O evento marca o início de uma nova etapa, de luta pelos direitos da população mais carente, que possui seus direitos assegurados por lei e por nossa constituição, mas que devido às intempéries da vida acabam se encontrando em estado de vulnerabilidade à mercê do abandono e do descaso. A Comissão busca garantir que haja a aplicação da lei na vida desta população, assegurando acesso, acolhimento e dignidade para aqueles que mais precisam de cuidado.

Adriana Ribeiro, que dedica o estudo das leis e a sua aplicação prática em prol da defesa de trabalhadoras e trabalhadores, buscando garantias que sua vida laboral renda frutos e dignidade, tem nesta nomeação um novo desafio, segundo ela: “Enxergar e entender as necessidades destes cidadãos é um dever de todos, embora pareçam invisíveis à sociedade, cada um deles, tem uma vida, uma história, algo que deixou para trás e um futuro que pode ser resgatado a partir de sua dignidade, é especialmente por isto que trabalharemos”.

O evento contou com a participação de Maria Patrícia Vanzolini Figueiredo, primeira presidenta da OAB, que prestigiou a nomeação e conheceu o novo corpo da Comissão que deve atuar pelo triênio de 22/24.

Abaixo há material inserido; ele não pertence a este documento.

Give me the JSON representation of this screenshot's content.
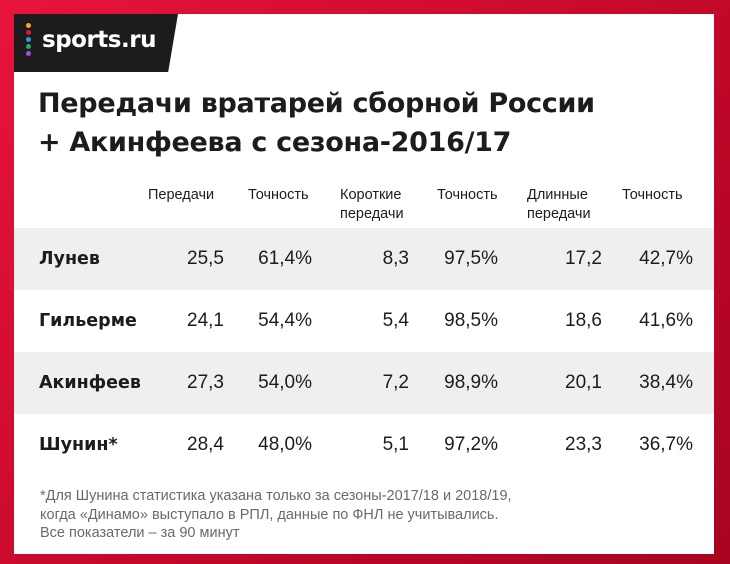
{
  "brand": {
    "name": "sports.ru",
    "mark_colors": [
      "#f5a623",
      "#e8143c",
      "#2d9cdb",
      "#27ae60",
      "#9b51e0"
    ]
  },
  "title": {
    "line1": "Передачи вратарей сборной России",
    "line2": "+ Акинфеева с сезона-2016/17"
  },
  "table": {
    "headers": [
      {
        "line1": "Передачи",
        "line2": ""
      },
      {
        "line1": "Точность",
        "line2": ""
      },
      {
        "line1": "Короткие",
        "line2": "передачи"
      },
      {
        "line1": "Точность",
        "line2": ""
      },
      {
        "line1": "Длинные",
        "line2": "передачи"
      },
      {
        "line1": "Точность",
        "line2": ""
      }
    ],
    "rows": [
      {
        "name": "Лунев",
        "values": [
          "25,5",
          "61,4%",
          "8,3",
          "97,5%",
          "17,2",
          "42,7%"
        ]
      },
      {
        "name": "Гильерме",
        "values": [
          "24,1",
          "54,4%",
          "5,4",
          "98,5%",
          "18,6",
          "41,6%"
        ]
      },
      {
        "name": "Акинфеев",
        "values": [
          "27,3",
          "54,0%",
          "7,2",
          "98,9%",
          "20,1",
          "38,4%"
        ]
      },
      {
        "name": "Шунин*",
        "values": [
          "28,4",
          "48,0%",
          "5,1",
          "97,2%",
          "23,3",
          "36,7%"
        ]
      }
    ],
    "row_shade": "#efefef"
  },
  "footnote": {
    "line1": "*Для Шунина статистика указана только за сезоны-2017/18 и 2018/19,",
    "line2": "когда «Динамо» выступало в РПЛ, данные по ФНЛ не учитывались.",
    "note": "Все показатели – за 90 минут"
  },
  "colors": {
    "background_red": "#e8143c",
    "text": "#1c1c1e",
    "muted": "#6a6a6a"
  }
}
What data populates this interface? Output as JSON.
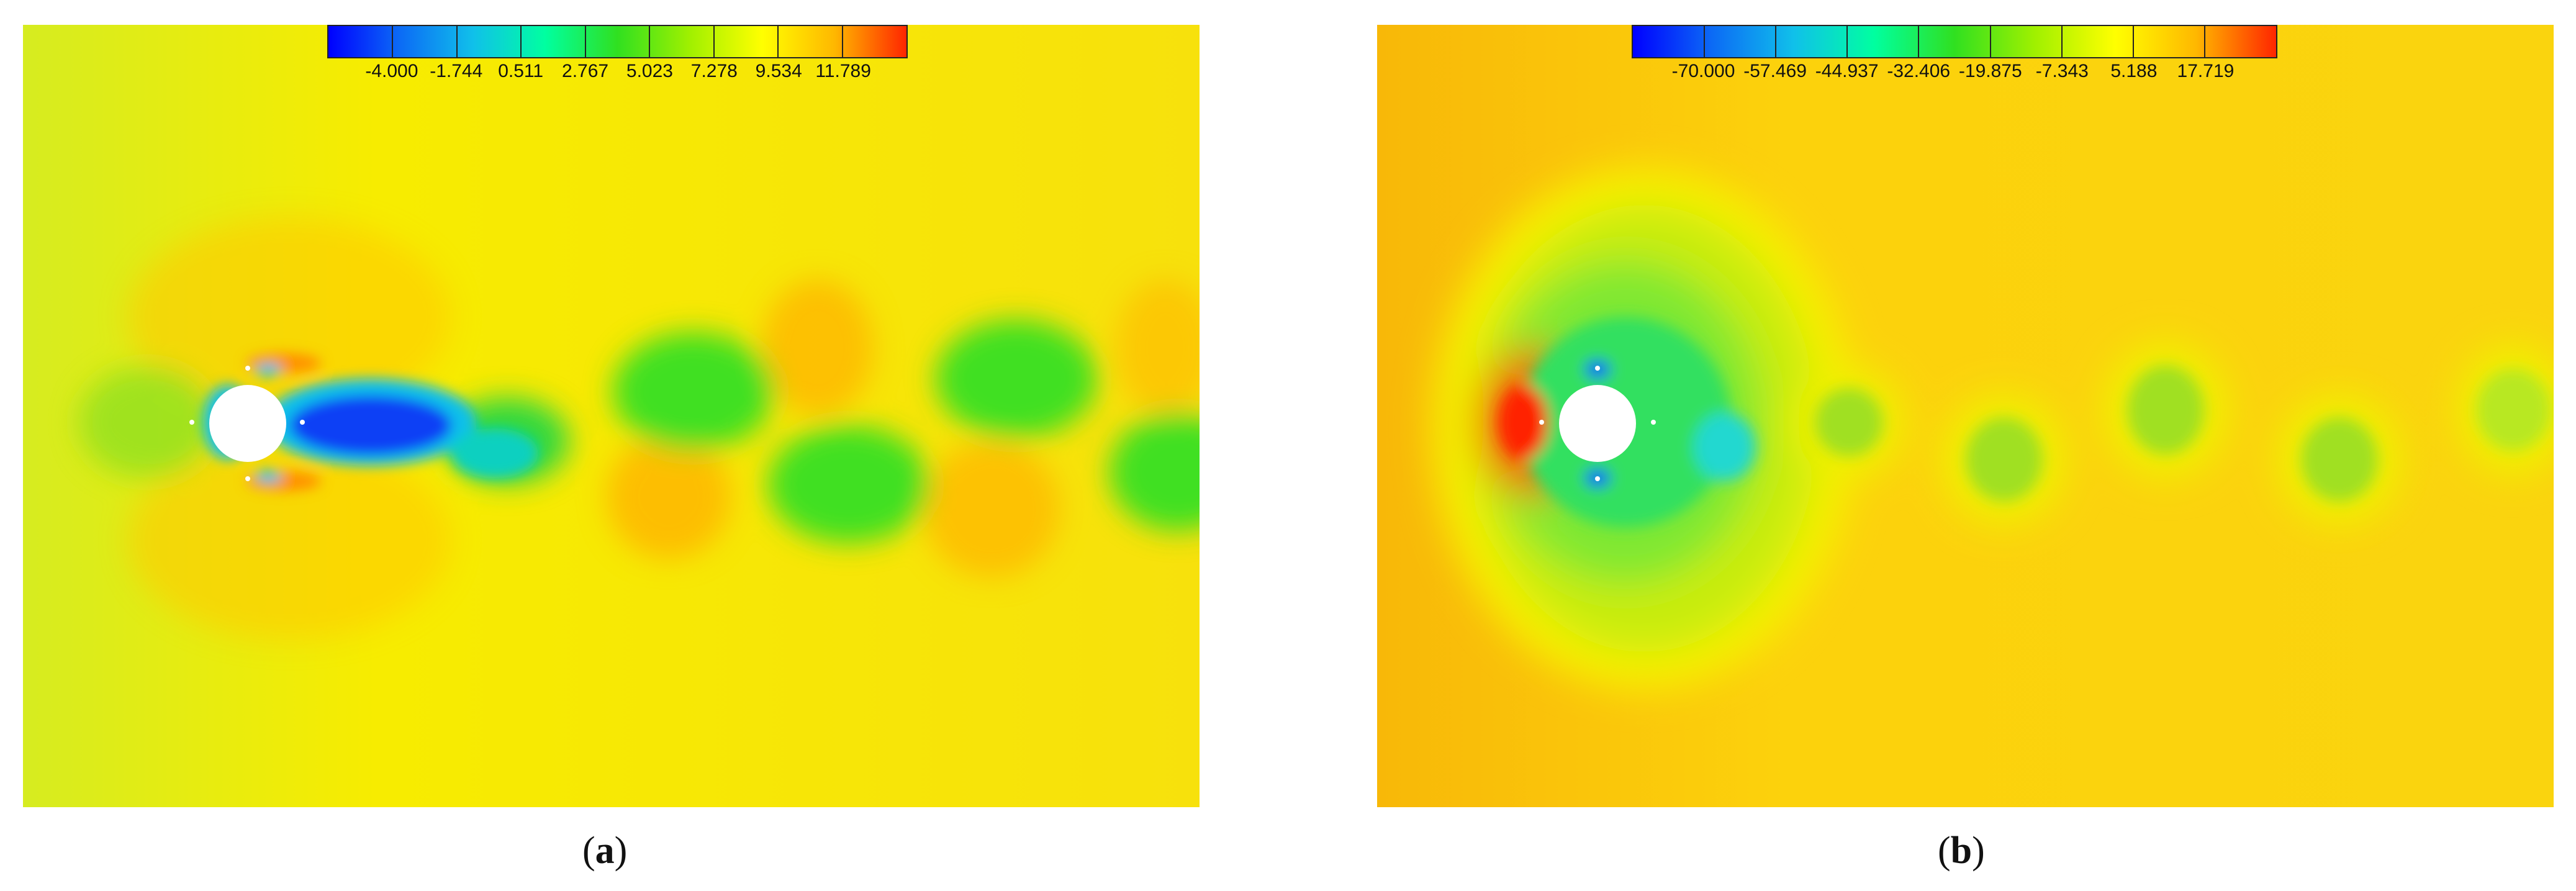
{
  "panels": [
    {
      "id": "a",
      "caption_letter": "a",
      "colorbar": {
        "labels": [
          "-4.000",
          "-1.744",
          "0.511",
          "2.767",
          "5.023",
          "7.278",
          "9.534",
          "11.789"
        ],
        "colors": [
          "#0000ff",
          "#0c6cf5",
          "#10c0ea",
          "#00ffa0",
          "#30e020",
          "#a0f000",
          "#ffff00",
          "#ffb800",
          "#ff2600"
        ]
      }
    },
    {
      "id": "b",
      "caption_letter": "b",
      "colorbar": {
        "labels": [
          "-70.000",
          "-57.469",
          "-44.937",
          "-32.406",
          "-19.875",
          "-7.343",
          "5.188",
          "17.719"
        ],
        "colors": [
          "#0000ff",
          "#0c6cf5",
          "#10c0ea",
          "#00ffa0",
          "#30e020",
          "#a0f000",
          "#ffff00",
          "#ffb800",
          "#ff2600"
        ]
      }
    }
  ],
  "colors": {
    "field_a_base": "#f5ea10",
    "field_b_base": "#fbcf10",
    "cylinder": "#ffffff"
  }
}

Ainda, o coordenador da Comissão Alexsander Rodrigues Sona pontuou: “É com imensa alegria que divulgamos o serviço voluntário que a CDDPSR realiza. O serviço de orientação jurídico-social é importante para fortalecer e promover, não só a cidadania e a dignidade de quem está em situação de rua, como também dos direitos fundamentais. A orientação jurídica é um direito fundamental para que as pessoas em situação de rua saibam quais são seus direitos, como garanti-los e quais são as instituições de defesa responsáveis por sua proteção, contribuindo ainda para ampliar o acesso à Justiça e à informação.”

População invisível

De acordo com o último estudo publicado pelo IPEA em 2020, o Brasil possui mais de 200 mil pessoas em situação de rua, com este número podendo ter dobrado nos últimos dois anos.

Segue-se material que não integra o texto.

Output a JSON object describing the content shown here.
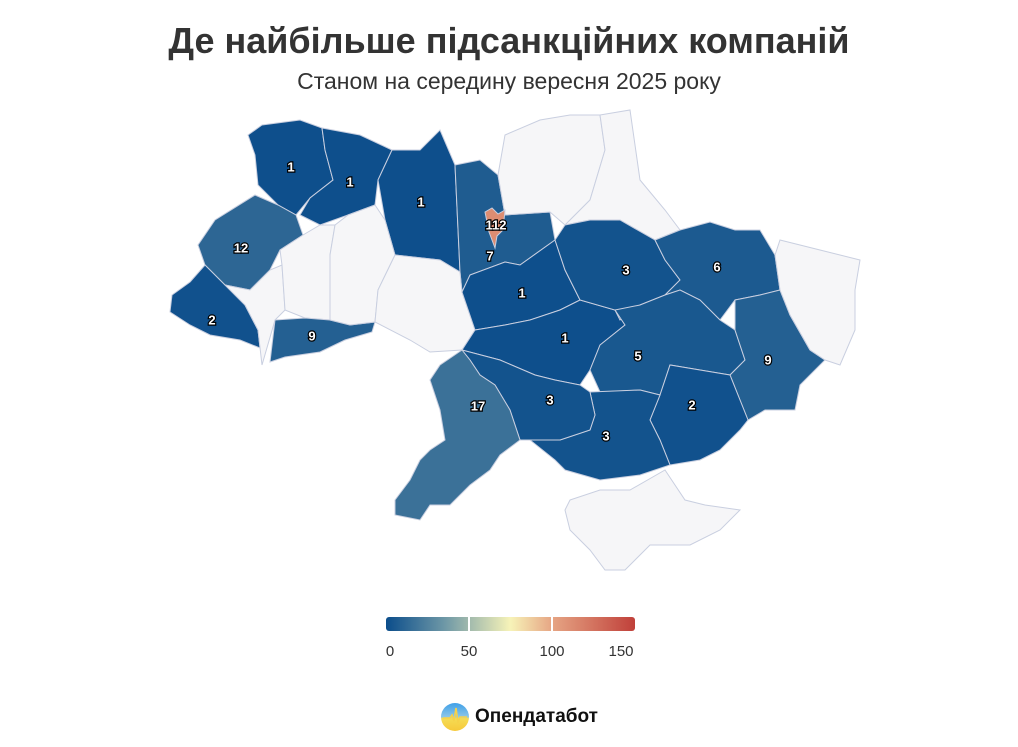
{
  "title": "Де найбільше підсанкційних компаній",
  "subtitle": "Станом на середину вересня 2025 року",
  "colors": {
    "no_data": "#f6f6f8",
    "scale": [
      "#0b4d8b",
      "#6d97a6",
      "#f7f3b8",
      "#e6a584",
      "#c0403a"
    ],
    "scale_stops": [
      0,
      35,
      75,
      100,
      150
    ]
  },
  "legend": {
    "min": 0,
    "max": 150,
    "ticks": [
      "0",
      "50",
      "100",
      "150"
    ],
    "tick_values": [
      0,
      50,
      100,
      150
    ]
  },
  "chart_data": {
    "type": "choropleth",
    "regions": [
      {
        "name": "Volyn",
        "value": 1
      },
      {
        "name": "Rivne",
        "value": 1
      },
      {
        "name": "Zhytomyr",
        "value": 1
      },
      {
        "name": "Kyiv oblast",
        "value": 7
      },
      {
        "name": "Kyiv city",
        "value": 112
      },
      {
        "name": "Chernihiv",
        "value": null
      },
      {
        "name": "Sumy",
        "value": null
      },
      {
        "name": "Lviv",
        "value": 12
      },
      {
        "name": "Zakarpattia",
        "value": 2
      },
      {
        "name": "Ivano-Frankivsk",
        "value": null
      },
      {
        "name": "Ternopil",
        "value": null
      },
      {
        "name": "Chernivtsi",
        "value": 9
      },
      {
        "name": "Khmelnytskyi",
        "value": null
      },
      {
        "name": "Vinnytsia",
        "value": null
      },
      {
        "name": "Cherkasy",
        "value": 1
      },
      {
        "name": "Kirovohrad",
        "value": 1
      },
      {
        "name": "Poltava",
        "value": 3
      },
      {
        "name": "Kharkiv",
        "value": 6
      },
      {
        "name": "Dnipropetrovsk",
        "value": 5
      },
      {
        "name": "Donetsk",
        "value": 9
      },
      {
        "name": "Luhansk",
        "value": null
      },
      {
        "name": "Zaporizhzhia",
        "value": 2
      },
      {
        "name": "Kherson",
        "value": 3
      },
      {
        "name": "Mykolaiv",
        "value": 3
      },
      {
        "name": "Odesa",
        "value": 17
      },
      {
        "name": "Crimea",
        "value": null
      }
    ]
  },
  "logo": {
    "text": "Опендатабот"
  }
}
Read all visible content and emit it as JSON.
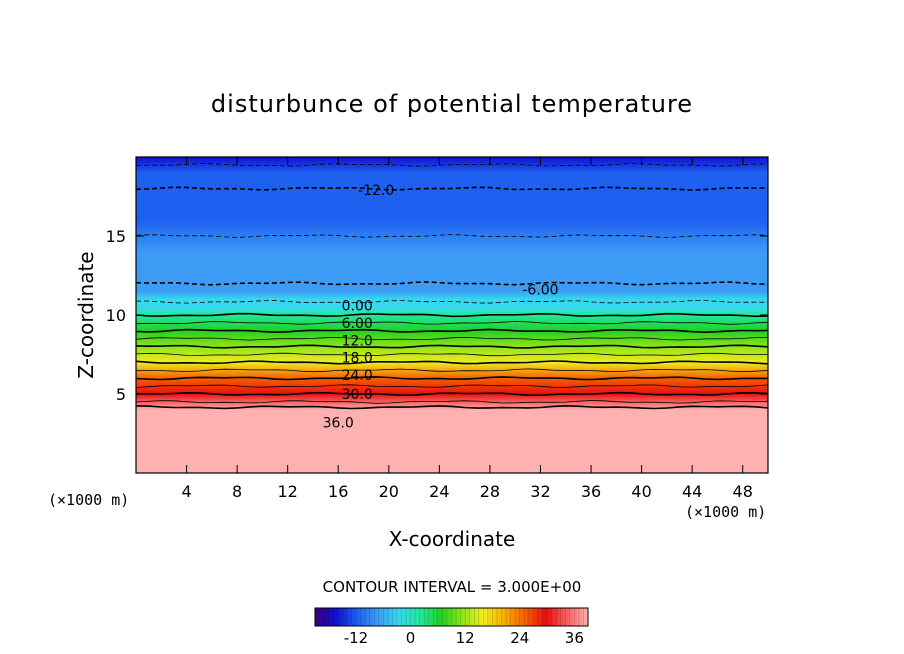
{
  "chart_data": {
    "type": "heatmap",
    "title": "disturbunce of potential temperature",
    "xlabel": "X-coordinate",
    "ylabel": "Z-coordinate",
    "x_unit_left": "(×1000 m)",
    "x_unit_right": "(×1000 m)",
    "xlim": [
      0,
      50
    ],
    "ylim": [
      0,
      20
    ],
    "x_ticks": [
      4,
      8,
      12,
      16,
      20,
      24,
      28,
      32,
      36,
      40,
      44,
      48
    ],
    "y_ticks": [
      5,
      10,
      15
    ],
    "contour_interval_text": "CONTOUR INTERVAL = 3.000E+00",
    "contour_interval": 3,
    "colorbar": {
      "min": -21,
      "max": 39,
      "ticks": [
        -12,
        0,
        12,
        24,
        36
      ]
    },
    "profile": {
      "z": [
        0,
        2,
        4,
        4.5,
        5,
        6,
        7,
        8,
        9,
        10,
        10.5,
        11,
        11.5,
        12,
        14,
        16,
        18,
        19,
        20
      ],
      "theta": [
        37.5,
        37.5,
        37.5,
        33,
        30,
        24,
        18,
        12,
        6,
        0,
        -2,
        -3.5,
        -5,
        -6,
        -8,
        -10,
        -12,
        -14,
        -16
      ]
    },
    "contour_labels": [
      {
        "text": "-12.0",
        "x": 19,
        "z": 17.9
      },
      {
        "text": "-6.00",
        "x": 32,
        "z": 11.6
      },
      {
        "text": "0.00",
        "x": 17.5,
        "z": 10.6
      },
      {
        "text": "6.00",
        "x": 17.5,
        "z": 9.5
      },
      {
        "text": "12.0",
        "x": 17.5,
        "z": 8.4
      },
      {
        "text": "18.0",
        "x": 17.5,
        "z": 7.3
      },
      {
        "text": "24.0",
        "x": 17.5,
        "z": 6.2
      },
      {
        "text": "30.0",
        "x": 17.5,
        "z": 5.0
      },
      {
        "text": "36.0",
        "x": 16,
        "z": 3.2
      }
    ]
  },
  "colors": {
    "scale": [
      "#3a007a",
      "#1010d0",
      "#1e60f0",
      "#3c9cf5",
      "#36d8ee",
      "#22e8a0",
      "#22d022",
      "#8ee41a",
      "#f0ec20",
      "#f8b000",
      "#f46000",
      "#e81010",
      "#f86060",
      "#ffb0b0"
    ],
    "contour_line": "#000000"
  }
}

A crise sanitária e a pandemia que acometeram o país e o mundo nos últimos anos, escancaram uma grave ferida social causada por séculos de descaso e falta de acolhimento, a população de rua vem se multiplicando e a pobreza aumentando dia após dia devido à falta de políticas públicas que viabilizem o cuidado e a atenção à pessoas em situação de rua.

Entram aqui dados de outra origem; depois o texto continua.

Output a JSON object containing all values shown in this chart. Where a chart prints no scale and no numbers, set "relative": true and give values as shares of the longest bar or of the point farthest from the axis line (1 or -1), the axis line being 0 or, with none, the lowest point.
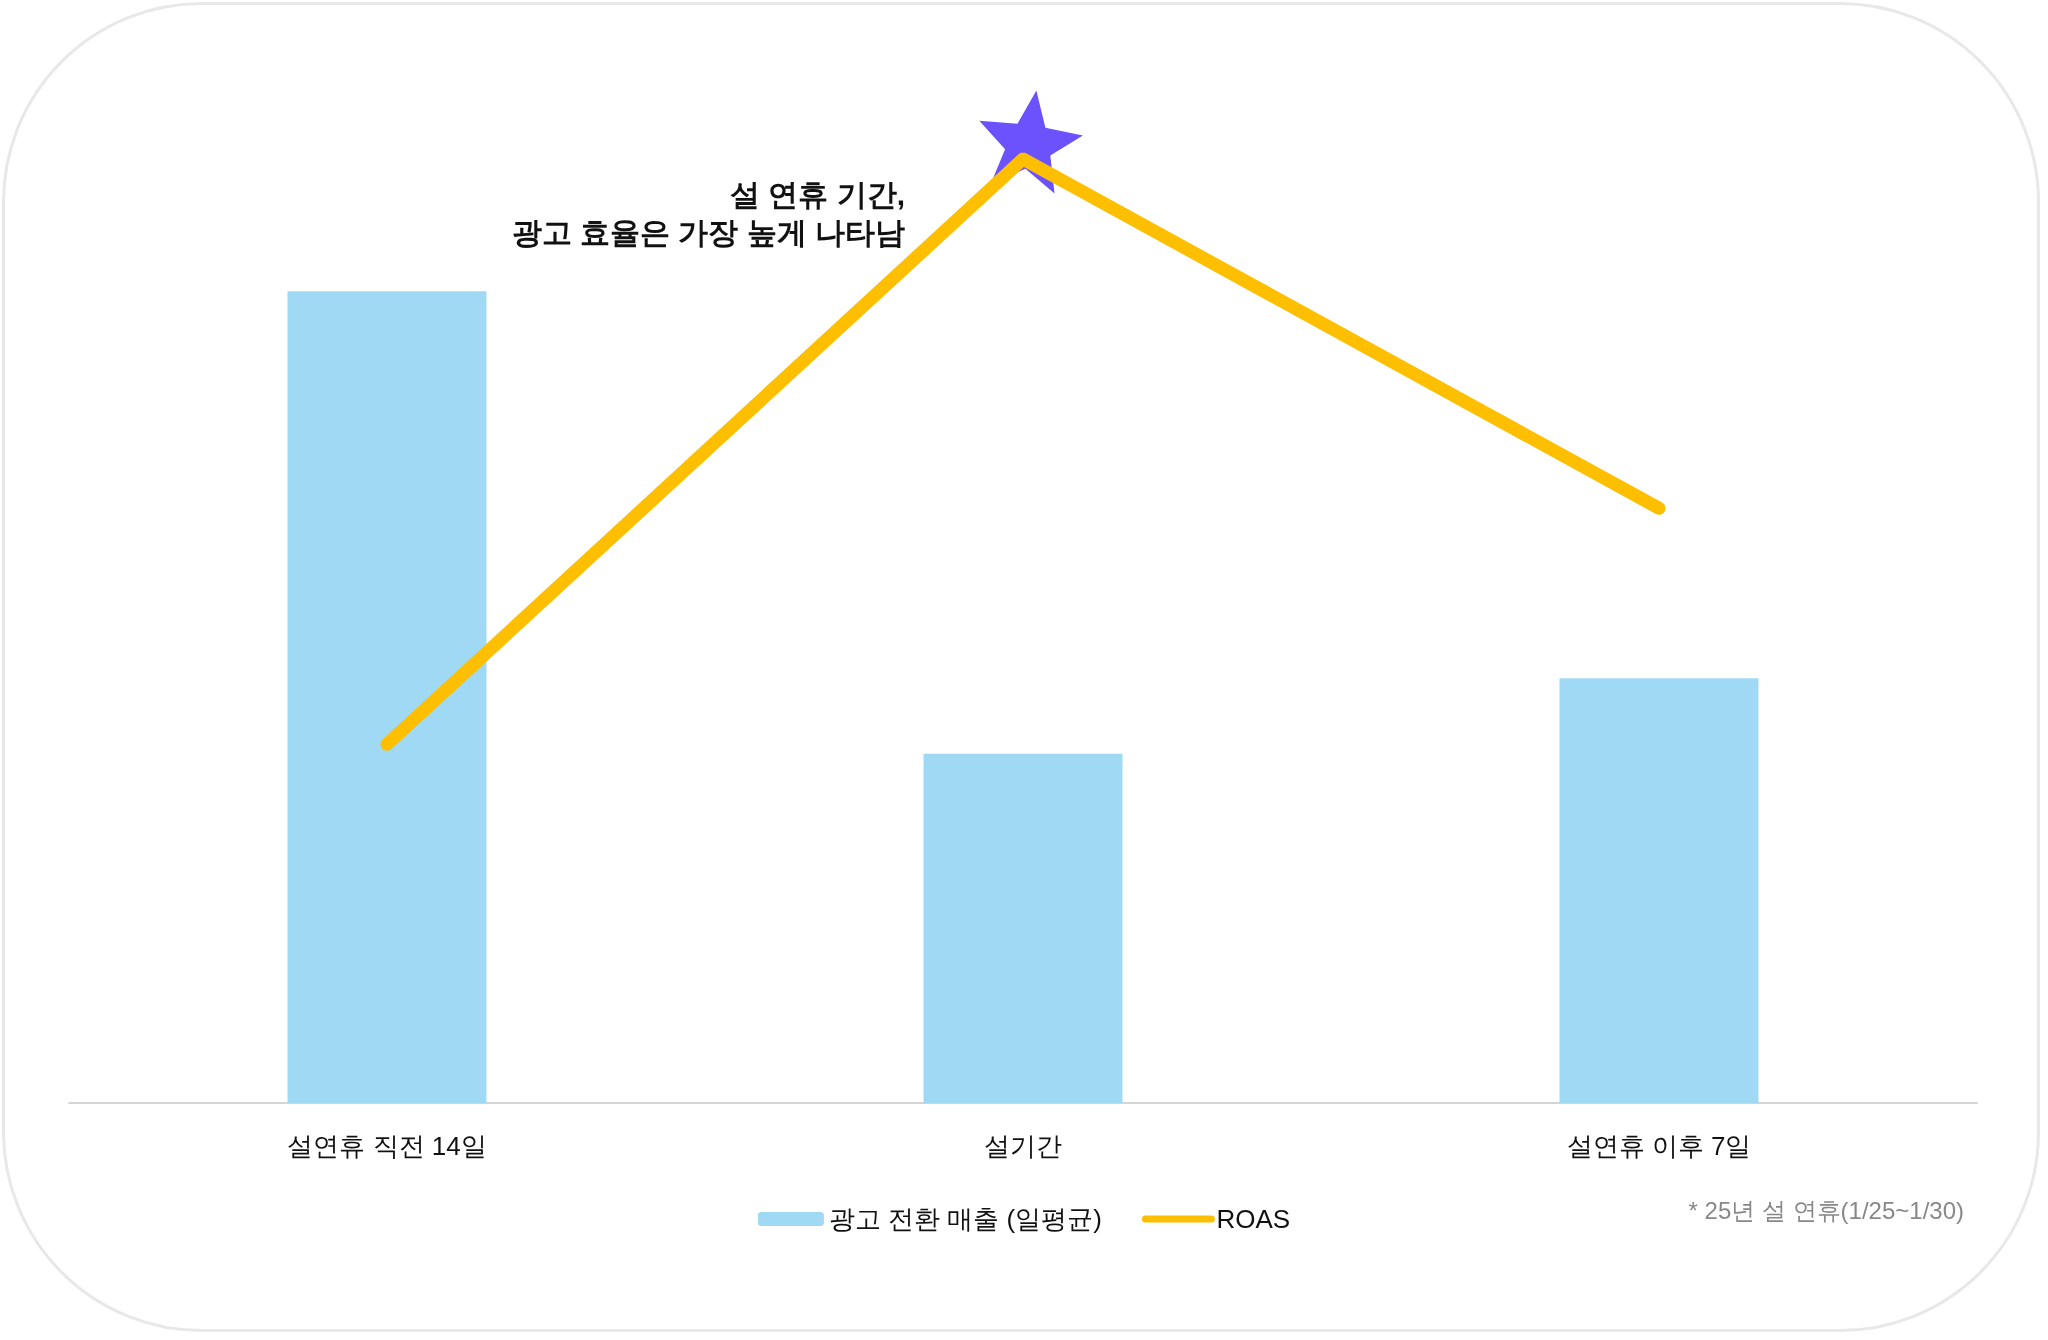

A crise econômica, falta de emprego e precariedade, além da praticamente inexistente política habitacional, está levando famílias inteiras às ruas.

Resgate institucional

Ao tomar posse em 2019, o atual presidente Jair Bolsonaro desfez diversos comitês de representação popular o que praticamente desmantelou as ações voltadas para pessoas em situação de rua.

As Comissões de Direitos, tornaram-se portanto, destaque como mobilizações que auxiliam através de engajamento político e social, na tentativa de redução de danos, junto à projetos sociais e com o apoio da população consciente da importância da defesa de nossa soberania, que passa pela defesa de nosso povo promovem uma celebração à vida e à coletividade.